La fuente de los Leones lleva una larga inscripción poética d Ibn Zamrak, en la que el agua se presenta metafóricamente como una obra de arte, y la fuente como príncipe que aguanta los leones de la guerra santa. De esta manera, la fuente tiene un significado específico de victoria, y traduce el mito omnipresente de un palacio salomónico.
También el agua y los jardines son un componente característico de la villa, tanto de la rústica como de la urbana que transporta a la ciudad los valores de la atmósfera rural.
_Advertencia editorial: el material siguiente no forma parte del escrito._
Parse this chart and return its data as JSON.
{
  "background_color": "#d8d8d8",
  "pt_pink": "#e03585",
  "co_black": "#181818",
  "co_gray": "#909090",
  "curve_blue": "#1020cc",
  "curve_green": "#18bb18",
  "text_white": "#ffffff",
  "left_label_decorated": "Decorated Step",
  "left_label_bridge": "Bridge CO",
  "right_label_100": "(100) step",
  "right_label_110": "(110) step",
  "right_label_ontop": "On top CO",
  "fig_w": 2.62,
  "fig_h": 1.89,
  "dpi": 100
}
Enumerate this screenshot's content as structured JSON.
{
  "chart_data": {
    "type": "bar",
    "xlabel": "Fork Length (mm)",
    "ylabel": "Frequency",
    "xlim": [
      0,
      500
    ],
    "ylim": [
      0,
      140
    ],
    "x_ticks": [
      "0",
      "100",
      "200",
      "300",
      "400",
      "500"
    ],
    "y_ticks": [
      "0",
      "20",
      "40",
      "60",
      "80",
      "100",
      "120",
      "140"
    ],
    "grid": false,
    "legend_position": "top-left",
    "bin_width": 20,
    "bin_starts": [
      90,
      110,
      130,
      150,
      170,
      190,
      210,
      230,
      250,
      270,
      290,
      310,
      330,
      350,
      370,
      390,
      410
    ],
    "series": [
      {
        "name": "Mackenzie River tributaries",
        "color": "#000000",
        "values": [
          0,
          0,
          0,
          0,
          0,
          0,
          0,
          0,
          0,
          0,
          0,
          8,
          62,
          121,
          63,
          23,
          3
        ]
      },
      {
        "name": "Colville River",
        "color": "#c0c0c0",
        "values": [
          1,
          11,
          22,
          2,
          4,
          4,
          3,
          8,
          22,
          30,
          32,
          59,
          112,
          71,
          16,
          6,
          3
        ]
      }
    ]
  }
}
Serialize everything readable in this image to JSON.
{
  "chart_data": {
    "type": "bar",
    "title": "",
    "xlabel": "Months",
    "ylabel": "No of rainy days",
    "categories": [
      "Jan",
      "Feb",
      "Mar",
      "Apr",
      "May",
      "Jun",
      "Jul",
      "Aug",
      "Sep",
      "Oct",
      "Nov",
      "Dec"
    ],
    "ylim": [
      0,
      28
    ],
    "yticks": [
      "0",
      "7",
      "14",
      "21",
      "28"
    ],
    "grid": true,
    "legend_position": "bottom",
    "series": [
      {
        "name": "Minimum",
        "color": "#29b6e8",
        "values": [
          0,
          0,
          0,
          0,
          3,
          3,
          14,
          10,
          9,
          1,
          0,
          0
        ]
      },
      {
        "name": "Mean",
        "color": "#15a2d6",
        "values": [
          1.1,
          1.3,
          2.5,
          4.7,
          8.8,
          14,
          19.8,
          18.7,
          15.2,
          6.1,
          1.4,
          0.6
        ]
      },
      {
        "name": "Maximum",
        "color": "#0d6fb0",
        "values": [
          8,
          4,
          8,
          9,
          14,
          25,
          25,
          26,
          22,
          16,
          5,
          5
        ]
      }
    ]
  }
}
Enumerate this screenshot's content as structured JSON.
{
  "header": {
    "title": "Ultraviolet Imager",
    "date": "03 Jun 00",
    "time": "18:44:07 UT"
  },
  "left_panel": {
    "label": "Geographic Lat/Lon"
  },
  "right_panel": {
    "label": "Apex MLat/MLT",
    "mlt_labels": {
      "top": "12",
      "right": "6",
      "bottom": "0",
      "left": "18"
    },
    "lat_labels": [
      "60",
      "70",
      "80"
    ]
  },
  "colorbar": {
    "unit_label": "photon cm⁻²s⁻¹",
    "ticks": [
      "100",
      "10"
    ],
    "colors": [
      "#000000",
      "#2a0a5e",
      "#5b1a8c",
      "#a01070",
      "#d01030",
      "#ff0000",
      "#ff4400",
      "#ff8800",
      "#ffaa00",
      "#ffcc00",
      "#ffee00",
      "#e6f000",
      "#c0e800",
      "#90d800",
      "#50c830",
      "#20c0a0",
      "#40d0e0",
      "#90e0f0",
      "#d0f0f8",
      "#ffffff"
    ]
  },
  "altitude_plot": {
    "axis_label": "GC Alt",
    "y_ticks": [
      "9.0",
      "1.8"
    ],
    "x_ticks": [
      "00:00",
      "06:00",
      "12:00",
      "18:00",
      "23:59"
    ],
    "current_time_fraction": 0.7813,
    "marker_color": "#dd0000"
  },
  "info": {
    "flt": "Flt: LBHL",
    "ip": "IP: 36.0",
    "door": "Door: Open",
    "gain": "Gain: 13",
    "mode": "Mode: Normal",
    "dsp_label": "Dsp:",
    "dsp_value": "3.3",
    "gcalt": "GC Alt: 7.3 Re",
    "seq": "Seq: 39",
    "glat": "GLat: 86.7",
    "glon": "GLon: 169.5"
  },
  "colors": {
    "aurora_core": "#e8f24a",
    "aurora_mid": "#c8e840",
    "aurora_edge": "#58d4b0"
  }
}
Las distintas dependencias de la Alhambra tienen como objetivo principal el de proporcionar placer físico a las actividades diarias que en ellas se desarrollasen. Tendrían, pues, como función, la satisfacción sensual. Pero las inscripciones de sus paredes nos hablan también de una función simbólica. Así, el poema del pórtico que precede a la Sala de la Barca, celebra la toma de Algeciras el 1369, o bajo la cúpula del Salón de Embajadores está escrita la sura 57 del Corán, lo que convierte su decoración en los siete cielos de la cita coránica. Y en el nicho central un poema nos indica que Yusuf I lo utilizó para instalar su trono. La habitación. Poder terrenal y significado cósmico se fusionan: bajo los siete cielos de la cúpula central descansa el gobierno terrenal del rey, y su morada es más espectacular que la de las estrellas.
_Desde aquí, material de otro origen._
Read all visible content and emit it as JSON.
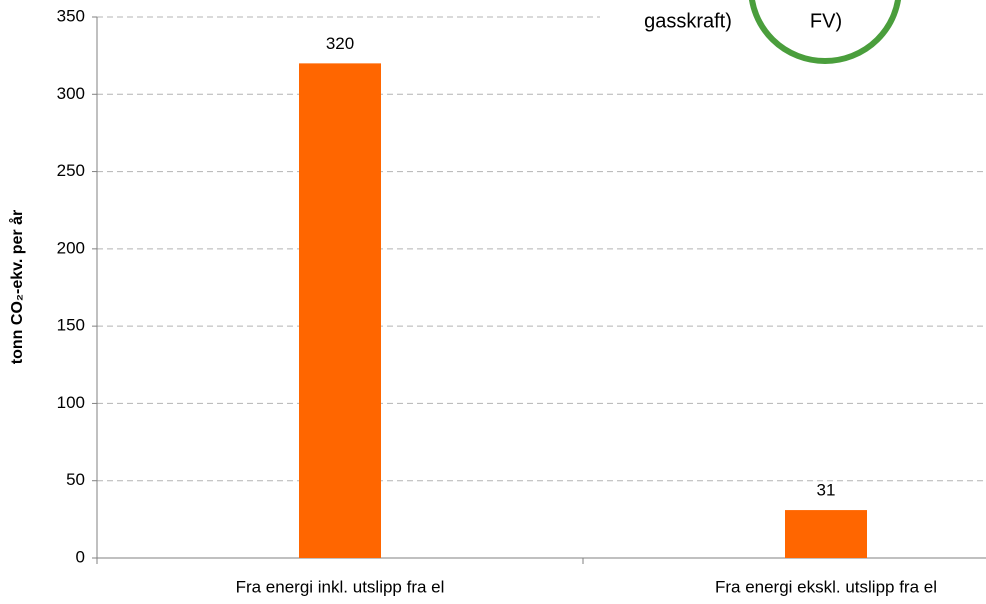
{
  "chart_data": {
    "type": "bar",
    "ylabel": "tonn CO₂-ekv. per år",
    "categories": [
      "Fra energi inkl. utslipp fra el",
      "Fra energi ekskl. utslipp fra el"
    ],
    "values": [
      320,
      31
    ],
    "color": "#ff6600",
    "ylim": [
      0,
      350
    ],
    "yticks": [
      0,
      50,
      100,
      150,
      200,
      250,
      300,
      350
    ],
    "grid": true,
    "annotations": [
      "gasskraft)",
      "FV)"
    ],
    "annotation_color": "#4a9e3c"
  }
}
El Mirador de Daraxa es una pequeña estancia totalmente decorada, y un ejemplo del horror vacui. Los materiales pobres utilizados se ocultan bajo los yesos y las cerámicas que, tratados con distintas técnicas, le otorgan una delicada apariencia. Los arcos fistonados no tienen otra función que la decorativa y los mocárabes hacen de pantalla visual, fragmentan el espacio y lo reducen al plano. El alicatado de zócalo está hecho con piezas vidriadas policromas y sigue patronos geométricos, reticulares o estrellados, que parecen representar sistemas astrales. Un juego matemáticamente ordenado de formas y colores se repite sin límite aparente. A veces, figura y fondo resultan intercambiables. No interesa ni el espacio ni la profundidad; sólo el ritmo repetido hasta el infinito, ya que esto constituye la imagen intelectual y abstracta de Alá. La abstracción es una constante en este juego de formas que crea un nuevo motivo estético.